Synopsis

Keywords: Alzheimer's Disease, Alzheimer's Disease

Amyloid Related Imaging Abnormality (ARIA) was reported in 40% of patients treated with anti-amyloid beta drugs in phase 3 trials. It is expected to be a significant factor in the clinical application of new Alzheimer’s Disease (AD) modifying therapies and requires standardized and practical imaging. By employing Compressed-SENSE (CS-SENSE) and newer deep learning based SmartSpeed to accelerate acquisition we created a robust MRI protocol that can be completed in under ten minutes without loss of any image quality. This accelerated protocol can provide a clinically feasible strategy for scanning large populations.

Introduction

Amyloid Related Imaging Abnormality (ARIA) was reported in 40% of patients treated with anti-amyloid beta drugs in phase 3 trials. The US Food and Drug Administration (FDA) mandates a baseline and two follow-up MRI scans to identify and track various kinds of ARIA during the start of aducanumab treatment. ARIA is expected to occur with newer disease modifying therapies as well. To maximize data acquisition consistency between time points and sites, MRI methods must be a) standardized; b) high resolution to identify anomalies with high sensitivity; and c) quick to ease workload and guarantee patient compliance. Based on Benzinger et. al. (AAN 2022 abstract1) vendor-neutral protocol suggestion, we recommend particular settings for 3.0T Philips systems employing Compressed-SENSE (CS-SENSE)³ and newer deep learning based SmartSpeed^4,5 to accelerate acquisition.

Methods

The recommended ARIA MRI protocol1,2 includes 3D T2-weighted fluid-attenuated inversion recovery FLAIR), 2-D T2*-weighted gradient-recalled echo, diffusion-weighted imaging (DWI), and 3-D T1-weighted imaging (Figure 1).

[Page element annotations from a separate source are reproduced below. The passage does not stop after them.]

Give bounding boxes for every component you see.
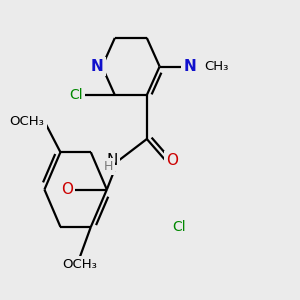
Text: N: N	[91, 59, 103, 74]
Text: Cl: Cl	[69, 88, 83, 102]
Text: Cl: Cl	[172, 220, 186, 234]
Text: CH₃: CH₃	[204, 60, 229, 73]
Text: H: H	[104, 160, 113, 173]
Text: O: O	[61, 182, 73, 197]
Text: N: N	[184, 59, 196, 74]
Text: OCH₃: OCH₃	[10, 115, 44, 128]
Text: N: N	[107, 154, 118, 169]
Text: OCH₃: OCH₃	[62, 258, 97, 271]
Text: O: O	[166, 154, 178, 169]
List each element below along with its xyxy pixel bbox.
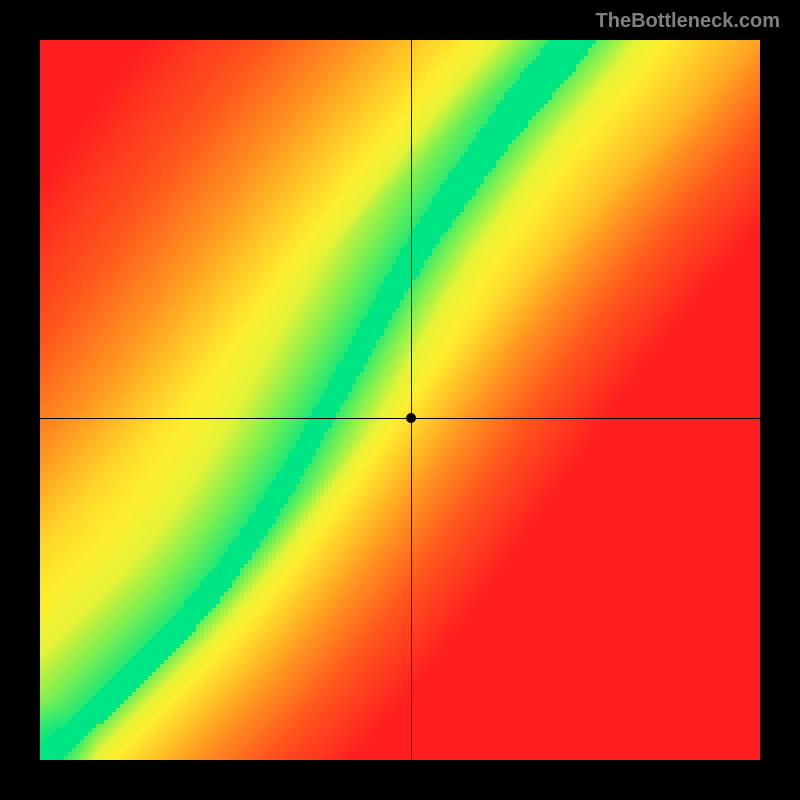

Bleeding in the brain parenchyma or on the pial surface (ARIA-H) and brain edema or sulcal effusion (ARIA-E) are assessed and monitored using 3D FLAIR and 2-D T2* GRE sequences, respectively. DWI is advised for differential diagnosis, while 3-D T1-weighted imaging is advised for post-processing and tracking the development of diseases. Additionally, a multi echo 3D susceptibility weighted imaging (SWI) sequence can also be used for microhemorrhage visualization. The protocol was developed on a 3.0 T Philips Elition X scanner, using 15 channel and 32-channel head coils. We used the clinically available CS-SENSE³ and newer deep learning based SmartSpeed^4,5 capabilities. CS-SENSE3 was also used on the DWI acquisition to further improve the quality using the capabilities of the CS-SENSE3 wavelet de-noising. Quality of the images was assessed by a radiologist.

Results

Recommended ARIA MRI protocol typically takes about 18 minutes (Fig. 1) of scan time (which is the gradient ON time), which can be result in a total exam time of 25 minutes combined with patient setup and acquisition of references scans. By using the CS-SENSE acceleration, the MRI protocol can be reduced to under 10 minutes (gradient ON time, Fig. 2), and whole study can be performed under 15 minutes. By using the Philips SmartSpeed on top of the CS-SENSE, the image quality can be further improved and it is potentially possible to further reduce the scan time in patients with less compliance (such as severely claustrophobic). There was no noticeable degradation of the image quality based in the acquisitions with CS-SENSE and Smartspeed (Fig. 3 and Fig. 4). The developed MRI protocols are intended for use of clinical and research community and are made available at https://github.com/nandorkpinter/ARIA. Any trained MR technician or physician who is familiar with MRI acquisition can implement the protocol.

Conclusion

Our accelerated and enhanced protocol is suitable for 3T Philips systems with either a 15- or 32-channel head coil, with CS-SENSE and newer SmartSpeed capabilities. The suggested C-SENSE settings keep image quality while cutting down on exam duration. While using the SmartSpeed allows for achieving improved SNR, image quality, and potentially further reducing the scan time. Both the patient experience and workflow can be improved by this. Also, the greater sensitivity of SWI can deliver more precise data and better thresholds for therapeutic monitoring in Alzheimer’s Disease. For accurate diagnoses, effective treatment, and the decrease of variability in real-world evidence, quick and good quality MRI collection is crucial. The authors hope that this protocol will be applied widely for ARIA and will become the standard ARIA protocol for Philips users.